Впрочем, воспоминания вовсе не вовлекали его в себя. Наоборот: это они выходили из него, он замечал их, прощаясь с ними. То есть, вспомнить музей Жуковского он вспомнит, но вещества, которое было в капсуле «тренажер в музее», более не будет: сейчас он его и употребил напоследок.

То есть, его прошлое, которое своими запахами и вкусом помогало ему как-то удерживать время в себе – покидало его. Будто к мозгу подступали некие французы и все обитатели города М. его головы разбегались, вывозя на подводах домашний скарб. А в оставленных домах останутся только второсортные вещи, всякие тряпки, бывшие газеты, пахнуть там будет растревоженным старьем, и только.


* * *

28 января состоялось катастрофическое зрелище, оно началось в 16.40. Малиновое солнце, чистое небо, чуть сизоватое, если отсчитывать от голубого. Вдалеке тускло, какой-то латунной монетой, советским пятачком блестел купол храма Христа Спасителя, а сбоку от него, справа, почти соприкасаясь, примостился полный диск луны, полупрозрачный, белесый. Погода дергалась: в восемь утра лил дождь, в полдень выглянуло солнце, птички ошибочно зачирикали, будто уже весна, но – внезапно все разом замерзло и вокруг стало скользко. В чем, собственно, тут катастрофичность, было неясно, но она явно организовала эти перемены.

Катастрофичность внятно выказала себя к ночи. Она состояла в остекленении: двор стал прекрасен. С утра он был заполнен оттепельной водой, занявшей промежутки между островками рыхлого снега. Теперь вода блестела, но это была уже не вода, а чистый лед, застывший, стекая к краям двора (в центре двор был чуть повыше). Лишь одна дорожка была присыпана песком – для пенсионеров, вдоль их маршрута в гастроном, гуманно. А все остальное было совершенно скользким, даже все бугорки и камни. Будто замер (з) ший мозг. Впрочем, тот бы покрылся инеем и с грохотом трескался бы от такого стягивания.

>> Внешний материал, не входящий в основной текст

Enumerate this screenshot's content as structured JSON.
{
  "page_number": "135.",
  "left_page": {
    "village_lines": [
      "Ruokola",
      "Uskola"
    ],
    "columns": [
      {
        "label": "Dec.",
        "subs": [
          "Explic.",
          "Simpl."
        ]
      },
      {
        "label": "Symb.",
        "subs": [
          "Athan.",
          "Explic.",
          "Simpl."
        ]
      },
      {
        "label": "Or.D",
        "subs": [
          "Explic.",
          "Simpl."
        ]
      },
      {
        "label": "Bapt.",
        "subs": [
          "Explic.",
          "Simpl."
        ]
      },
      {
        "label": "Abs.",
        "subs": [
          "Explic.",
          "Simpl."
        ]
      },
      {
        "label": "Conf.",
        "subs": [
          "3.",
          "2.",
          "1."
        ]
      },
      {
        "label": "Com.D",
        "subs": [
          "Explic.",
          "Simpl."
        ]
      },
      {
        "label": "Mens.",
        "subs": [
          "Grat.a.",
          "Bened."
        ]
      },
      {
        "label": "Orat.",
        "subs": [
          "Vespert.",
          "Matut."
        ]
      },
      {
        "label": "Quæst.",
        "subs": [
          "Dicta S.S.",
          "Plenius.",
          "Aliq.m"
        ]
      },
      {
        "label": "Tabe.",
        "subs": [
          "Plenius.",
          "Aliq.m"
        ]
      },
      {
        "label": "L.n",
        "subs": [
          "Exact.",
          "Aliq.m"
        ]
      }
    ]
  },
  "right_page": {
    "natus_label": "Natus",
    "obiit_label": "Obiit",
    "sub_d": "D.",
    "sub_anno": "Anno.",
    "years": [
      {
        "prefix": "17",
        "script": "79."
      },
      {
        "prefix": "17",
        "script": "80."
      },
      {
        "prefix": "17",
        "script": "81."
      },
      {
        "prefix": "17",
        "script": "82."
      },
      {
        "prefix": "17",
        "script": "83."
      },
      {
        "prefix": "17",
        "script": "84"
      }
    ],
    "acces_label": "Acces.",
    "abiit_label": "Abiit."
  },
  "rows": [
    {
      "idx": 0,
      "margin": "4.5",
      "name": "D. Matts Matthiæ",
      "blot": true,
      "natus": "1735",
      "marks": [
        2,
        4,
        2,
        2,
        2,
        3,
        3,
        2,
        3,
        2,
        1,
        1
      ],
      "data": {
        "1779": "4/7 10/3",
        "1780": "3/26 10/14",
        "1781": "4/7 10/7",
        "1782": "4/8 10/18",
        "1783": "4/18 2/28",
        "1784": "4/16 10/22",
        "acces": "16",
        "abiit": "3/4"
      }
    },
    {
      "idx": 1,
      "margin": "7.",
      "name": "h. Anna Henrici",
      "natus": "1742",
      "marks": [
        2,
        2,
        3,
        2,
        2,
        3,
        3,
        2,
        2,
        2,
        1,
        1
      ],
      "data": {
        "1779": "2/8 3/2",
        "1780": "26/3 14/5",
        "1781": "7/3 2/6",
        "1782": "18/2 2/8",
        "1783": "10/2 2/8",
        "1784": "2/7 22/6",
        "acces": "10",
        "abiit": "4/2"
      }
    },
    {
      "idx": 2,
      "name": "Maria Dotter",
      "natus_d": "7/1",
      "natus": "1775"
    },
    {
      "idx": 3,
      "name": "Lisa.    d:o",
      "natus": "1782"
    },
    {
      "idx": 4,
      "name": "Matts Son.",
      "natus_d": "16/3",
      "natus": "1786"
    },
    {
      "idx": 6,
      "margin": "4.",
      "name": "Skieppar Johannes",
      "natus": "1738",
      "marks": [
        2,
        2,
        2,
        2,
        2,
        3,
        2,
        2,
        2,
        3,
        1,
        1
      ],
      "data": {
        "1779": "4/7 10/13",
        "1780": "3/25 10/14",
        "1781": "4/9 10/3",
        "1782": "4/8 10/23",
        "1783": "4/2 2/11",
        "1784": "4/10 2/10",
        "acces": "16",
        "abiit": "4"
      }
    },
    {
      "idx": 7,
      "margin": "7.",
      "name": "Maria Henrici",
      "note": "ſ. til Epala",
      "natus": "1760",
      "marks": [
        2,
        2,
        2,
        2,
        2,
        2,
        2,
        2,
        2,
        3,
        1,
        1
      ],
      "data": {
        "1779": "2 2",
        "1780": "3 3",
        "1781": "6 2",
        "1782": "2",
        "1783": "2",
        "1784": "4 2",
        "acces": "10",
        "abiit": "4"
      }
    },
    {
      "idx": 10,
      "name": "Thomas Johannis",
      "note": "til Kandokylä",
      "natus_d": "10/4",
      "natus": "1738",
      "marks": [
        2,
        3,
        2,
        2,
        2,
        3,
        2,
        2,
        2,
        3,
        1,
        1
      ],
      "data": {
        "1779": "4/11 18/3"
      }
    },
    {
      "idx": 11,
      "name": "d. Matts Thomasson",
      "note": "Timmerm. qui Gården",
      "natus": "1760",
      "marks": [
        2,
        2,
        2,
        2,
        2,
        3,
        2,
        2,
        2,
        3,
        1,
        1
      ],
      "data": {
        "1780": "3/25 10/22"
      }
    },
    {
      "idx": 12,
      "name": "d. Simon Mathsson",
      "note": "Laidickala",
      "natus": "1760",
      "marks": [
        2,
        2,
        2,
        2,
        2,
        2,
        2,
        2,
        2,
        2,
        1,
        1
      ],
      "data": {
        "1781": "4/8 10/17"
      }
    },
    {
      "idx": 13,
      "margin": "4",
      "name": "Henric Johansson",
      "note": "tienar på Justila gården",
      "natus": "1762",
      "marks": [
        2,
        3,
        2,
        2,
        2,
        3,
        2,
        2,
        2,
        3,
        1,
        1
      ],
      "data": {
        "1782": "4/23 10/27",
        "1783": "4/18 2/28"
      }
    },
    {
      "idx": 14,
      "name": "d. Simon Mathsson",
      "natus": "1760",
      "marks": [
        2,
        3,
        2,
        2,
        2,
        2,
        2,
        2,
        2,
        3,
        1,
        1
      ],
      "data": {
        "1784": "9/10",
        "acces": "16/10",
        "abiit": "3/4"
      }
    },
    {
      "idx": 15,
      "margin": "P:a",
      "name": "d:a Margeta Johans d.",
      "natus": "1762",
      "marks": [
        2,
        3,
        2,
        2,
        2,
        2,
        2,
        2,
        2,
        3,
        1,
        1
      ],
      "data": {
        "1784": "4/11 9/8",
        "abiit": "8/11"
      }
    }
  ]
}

Так что все можно объяснить холодом: на морозе можно представить себе вещи и так, и этак. Но точка остановки мира, она же – точка его сборки (остановился, огляделся, ни хрена не понял, все и собирается заново в кучку) была у него размером с внутренность МКАДа. Была просто внутренностями Московской кольцевой. Городом Мозгва.


* * *

А в переходах повсюду стояли мрачные попы с деревянными ящиками на поясах – в этом состояло их миссионерство и прозелитизм РПЦ, чтобы бороться с прозелитизмом католиков, расширявших на территорию РФ свои епархии, угрожая завлечь всех органной музыкой, запретом абортов и презервативов, серебряными сердцами на красном бархате и сидячими местами в храмах.

Уж сделали бы, что ли, Христа в ушанке, – не по поводу лагерных страстей, а потому, что холодно тут – раз уж такие национальные. Было интересно, а могут ли они быть хотя бы приветливыми и не строить из себя агентов Комитета Духовной безопасности? А то все намекают: у нас, де, есть нечто. Ну так и хрен с этим чем-то вашим, раз уж оно такое ваше.


* * *

Одиноко ему стало. Жена, почувствовав что-то неладное, обращалась к нему с неопределенными нежностями. Мило манерничала, всякое такое, немного нелепо. Видимо, потому, что не знала, как себя вести, хотя от нее ничего и не предполагалось, сам-то себя он со стороны не видел, вот и не понимал, в чем причина такого ее чириканья. То есть, надо полагать, он, но почему?

И зачем в такой манере, девичьей? Как-то это стилистически неточно. Впрочем, если уж она кокетничает с ним именно так, то полагает этот способ адекватным. То есть воспринимает его как существо, в отношении которого такие действия могут иметь смысл. То есть воспринимает его не адекватно и каков вывод? Она живет с кем-то, кто не является им? Но, если он точно знает, что является каким-то другим, то почему это не видно со стороны и чья тут вина? Но вряд ли с ее стороны дело доходило до формы проявления сущностей, да и ощущаемое им одиночество было незаметным со стороны. Видимо, он был теперь букой, чем нарушал распорядок жизни, и его надо было вернуть к позитивному поведению.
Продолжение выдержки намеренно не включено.